For many years, scientists have searched for ways to assemble nanoparticles (millions of times smaller than the tip of a pencil) into larger structures of any shape and design. The Argonne team has done just that. With a low-power laser, similar in intensity to those in presentation laser pointers, they were able to create an assembled, continuous filament of carbon and gold nanoparticles that followed the path of the laser as if it was a magic wand.
"It's possible that we could use this method to encapsulate the pharmaceutical agents for new drug delivery systems, or build cathodes with very large surface areas for use in batteries," noted Argonne biophysicist John Bahns, who led the invention of this technology. "It could potentially help us find better materials that could be used in everything from catalysts to semiconductors; the possibilities are endless."
This new technique for materials design, known as "optically directed assembly" or ODA, also advances a vast potential for next generation nanoparticles-based medical diagnostic and bioenergy research imaging probes.
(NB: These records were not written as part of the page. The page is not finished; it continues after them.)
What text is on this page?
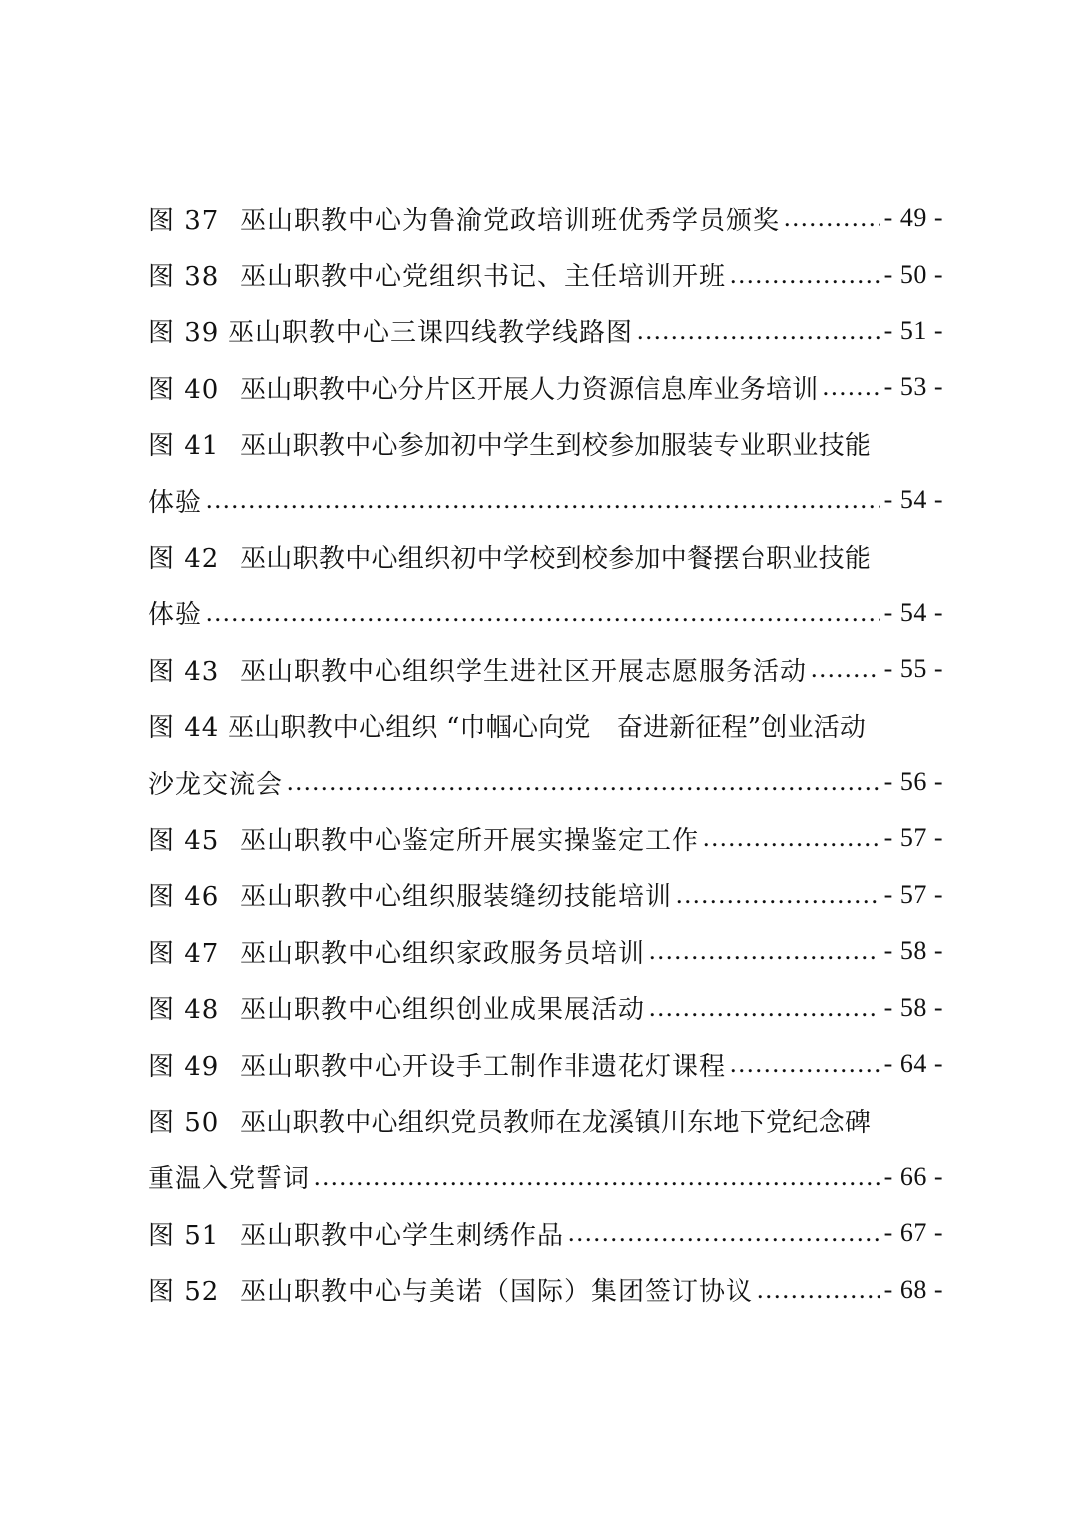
图 37 巫山职教中心为鲁渝党政培训班优秀学员颁奖 .....	- 49 -
图 38 巫山职教中心党组织书记、主任培训开班 .....	- 50 -
图 39 巫山职教中心三课四线教学线路图 .....	- 51 -
图 40 巫山职教中心分片区开展人力资源信息库业务培训 .....	- 53 -
图 41 巫山职教中心参加初中学生到校参加服装专业职业技能
体验 .....	- 54 -
图 42 巫山职教中心组织初中学校到校参加中餐摆台职业技能
体验 .....	- 54 -
图 43 巫山职教中心组织学生进社区开展志愿服务活动 .....	- 55 -
图 44 巫山职教中心组织 “巾帼心向党　奋进新征程”创业活动
沙龙交流会 .....	- 56 -
图 45 巫山职教中心鉴定所开展实操鉴定工作 .....	- 57 -
图 46 巫山职教中心组织服装缝纫技能培训 .....	- 57 -
图 47 巫山职教中心组织家政服务员培训 .....	- 58 -
图 48 巫山职教中心组织创业成果展活动 .....	- 58 -
图 49 巫山职教中心开设手工制作非遗花灯课程 .....	- 64 -
图 50 巫山职教中心组织党员教师在龙溪镇川东地下党纪念碑
重温入党誓词 .....	- 66 -
图 51 巫山职教中心学生刺绣作品 .....	- 67 -
图 52 巫山职教中心与美诺（国际）集团签订协议 .....	- 68 -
Not unlike the fabled inventions of penicillin, the pacemaker and the microwave oven, the discovery of the ODA technology happened completely by accident. Bahns and Argonne scientist Liaohai Chen had been investigating carbon in soil using a laser-based technique called Raman spectroscopy. They added gold nanoparticles to their sample since these particles are known to boost Raman signals, and surprisingly, gold-carbon chains would form wherever they moved the laser.
"It looked almost like an Etch-a-Sketch," Chen remembered.
Last week, the Project on Emerging Nanotechnologies, a collaboration of the Pew Charitable Trusts and Woodrow Wilson International Center for Scholars, estimated that there are over 1,300 manufacture-identified, nanotechnology-enabled products in the worldwide commercial marketplace. When the Project started this inventory five years ago, it contained just 212 products.
Increasingly, global competitiveness and innovation in everything from clean energy technologies and electronics to advanced medical tools and treatments rely on nanotechnology. This latest technology is just another example of how scientists at the Department of Energy are continuing to push the boundaries, boosting our competitiveness and making the United States a leader in developing new nano-based materials.